Can you please report when this is submitted and accepted in the vanilla kernel?
Nick, are you planning to submit this patch? Or did I miss it?
Sorry for the delay :-( I've been very busy lately, I'll post it tomorrow...
Was the patched pushed somewhere?
author Nick Kossifidis <firstname.lastname@example.org>
Thu, 2 Jun 2011 00:09:48 +0000 (03:09 +0300)
committer John W. Linville <email@example.com>
Fri, 3 Jun 2011 18:19:49 +0000 (14:19 -0400)
It was pushed to wireless-2.6.git and wireless-testing.git but it missed the 188.8.131.52 (too late). I hope it lands in 184.108.40.206 and newer because all of the latest versions (incl 2.6.39 and 3.0) have this problem.
I neglected to add 'Cc: firstname.lastname@example.org' to the commit message, but I sent something to that address today requesting inclusion in 2.6.38.y.
Created attachment 62132 [details]
dmesg showing the network loss at about 266s
I am still having this problem, maybe it's a different bug but I'll report here anyway, let me know if I have to open a new one.
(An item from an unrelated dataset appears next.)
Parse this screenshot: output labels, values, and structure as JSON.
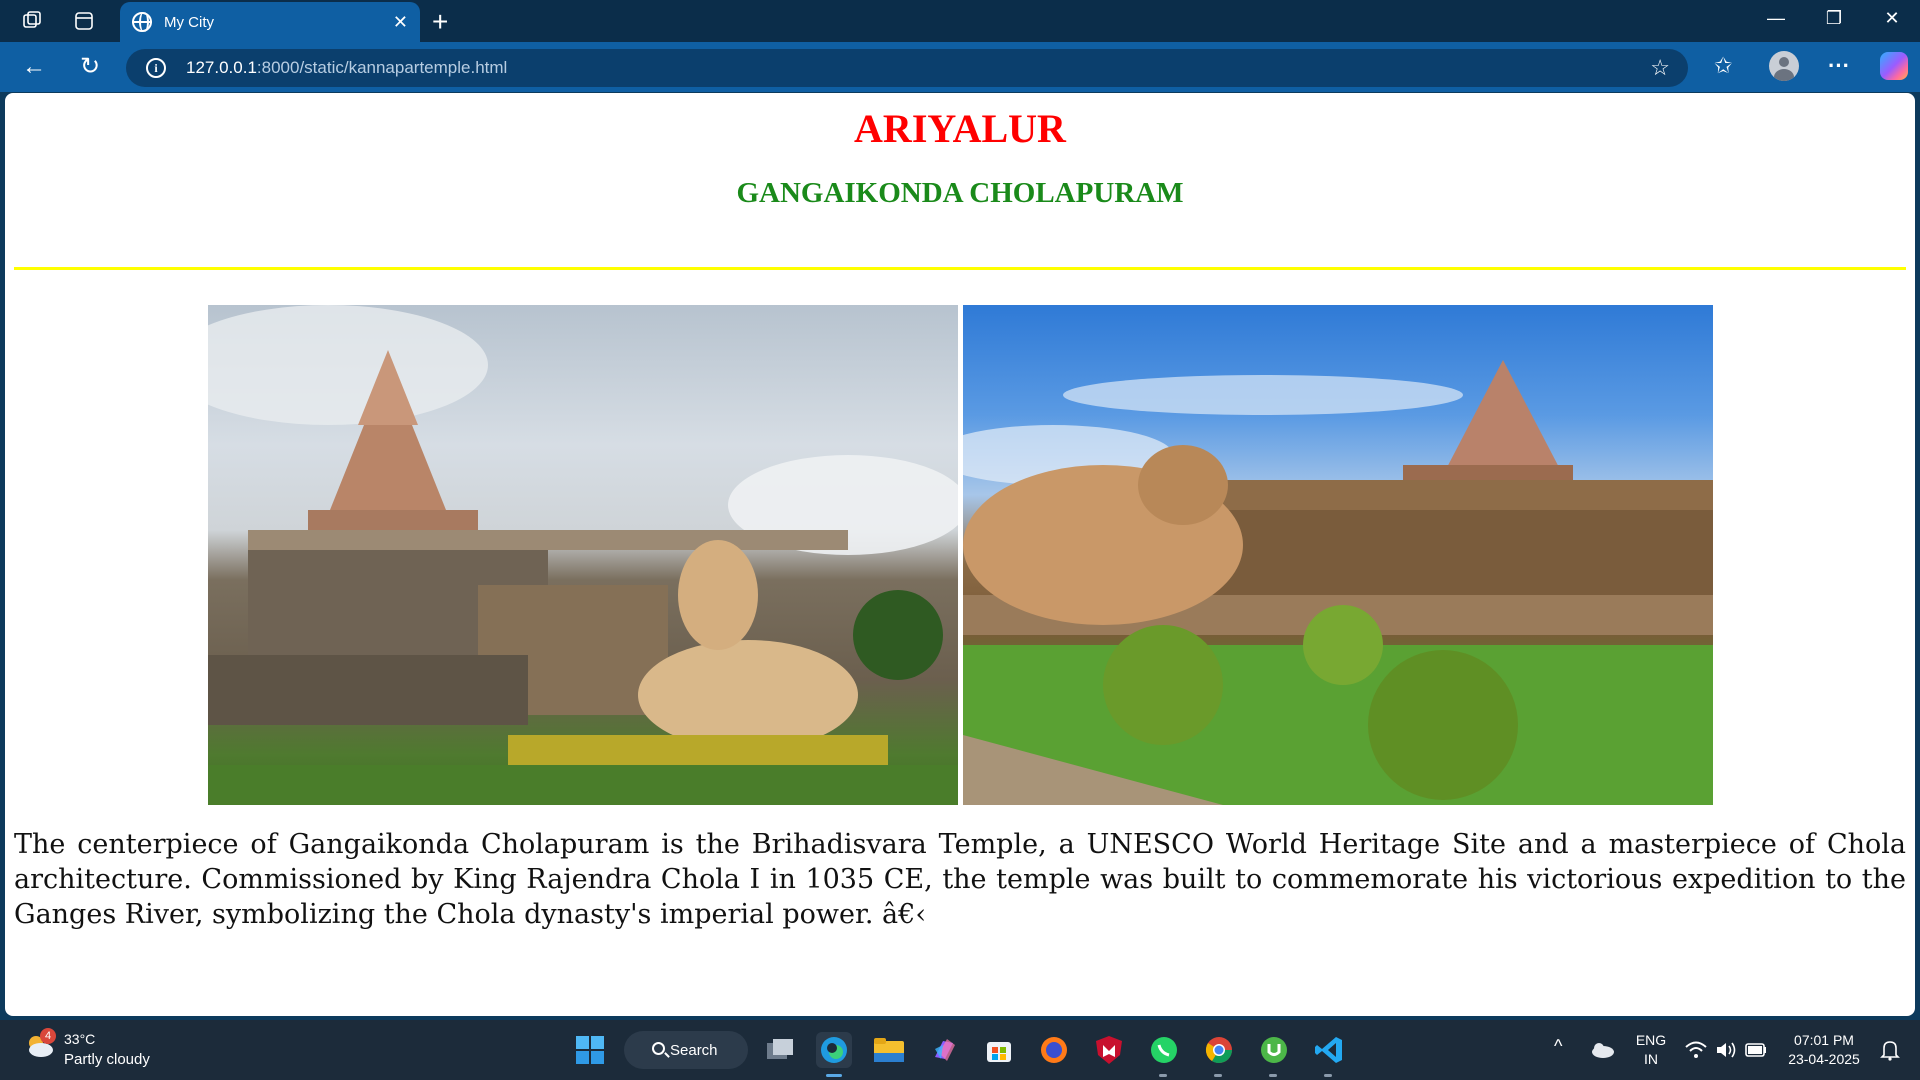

The problem is that I am able to connect to the wireless network (using NetworkManager from Ubuntu 11.04), but after about 210s I lost the connection and I am no longer able to reconnect. I have to wait half an hour then I can reconnect for another ~200s and so on.
I am using 220.127.116.11 with the patch from this bug + this patch http://patches.aircrack-ng.org/ath5k_regdomain_override.patch (to use 30dB power but it makes no difference) + this https://patchwork.kernel.org/patch/103589/ (to avoid the -1 error with airmon). I enabled the following ath5k options:
I have to say I connect to a public AP with WPA which is far from my home (I get about 70~90dB) but it always worked fine up to some time ago. I am attaching my dmesg, note the gap between 53-266 where the network worked, then it fails and try to reconnect without success.
Yes, please file a new bug. This bug has been solved by the patch you have already applied. So you do not experience _this_ bug.
Please file a new bug with an appropriate description. If you can determine a kernel release that does not exhibit your problem, then mark it as a regression and make it block the corresponding tracker bug (see bug #15790).
p.s.: for completeness sake you can post that bug number here, so that any interested party can follow...
Thanks, filed as bug #37612.
(In reply to comment #26)
> I neglected to add 'Cc: email@example.com' to the commit message, but I sent
> something to that address today requesting inclusion in 2.6.38.y.
Sadly, this was left out of the current 18.104.22.168 and I bet it won't be in 22.214.171.124 either.
Commit bdc5ce7ef6b7a4aa7a9ae7c60767783e6c5e438a in 126.96.36.199 and commit a99168eece601d2a79ecfcb968ce226f2f30cf98 upstream. Thanks.